Ntshinga praised the example of commercial farmers along the Lesotho border, who donated 40 horses for reservist patrols in the area.
Agri South Africa president Dan Kriek said there was no replacement for a well-managed farmers’ association in securing the sector’s future and encouraged delegates to stay positive. “We are the best organised NGO in the country, with a footprint in every town in SA. We are not weak. But we must speak responsibly because we speak on behalf of the whole value chain.”
He said the greatest risk for farmers was not politics, but economics and profitability and he urged delegates not to lose focus in driving the sustainability of the sector.
The two-day congress also saw organised agriculture and traditional leaders committing to initiating agricultural development at an unprecedented scale as a means to sustainable land reform in the Eastern Cape.
The 128 delegates voted unanimously in favour of supporting a mandate to get vast tracts of unproductive land back into production in the Alfred Nzo district, which is also the poorest in South Africa.
In his opening address, Agri EC president Doug Stern described the initiative as the single biggest economic initiative to be embarked upon in the Eastern Cape, adding that key projects were ready for implementation within 90 days, subject to funding.
Presenting a united front, Stern introduced Xolile Ngqameni as chairman of the newly formed Eastern Cape Organised Agricultural Leadership (ECOAL), which represents an association between Agri EC and several black farmers’ associations aimed at tackling sector matters at provincial level.
“We are committed to forging ahead. We are the architects of our own destiny as farmers in this province,” said Ngqameni.
King Madzikane II Diko of the Kwabhaca traditional council in the Alfred Nzo district welcomed the partnership as a means to addressing the high unemployment rate in the region.
“Land lies unused and there is so much potential.

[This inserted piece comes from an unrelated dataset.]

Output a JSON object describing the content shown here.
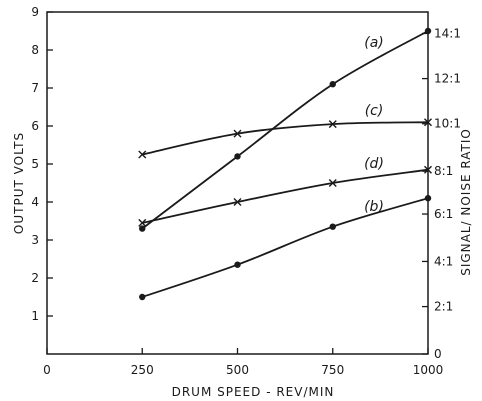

Whether or not there is government support, we are going to do this, said Diko, adding that one of the projects was already at an advanced stage.
“The time for suspicion is gone. We need to speak positively if we are going to change the country.”
Chief Khomotsoana Lebenya of the Bakoena traditional council near Matatiele, said his area was fertile with good rainfall and had the potential to become the breadbasket of the Eastern Cape, but that the local people lacked the capacity to develop it.
“Partnering with organised agriculture, we believe that they will assist us to get funding, but we don’t want to live with handouts. We want to work the land. “
The congress also saw the announcement of the Eastern Cape Young Farmer of the Year, Tarkastad sheep farmer Matthew Morgan, who will represent the province at the national competition later this year. Peter Cloete was elected as vice-president of Agri EC.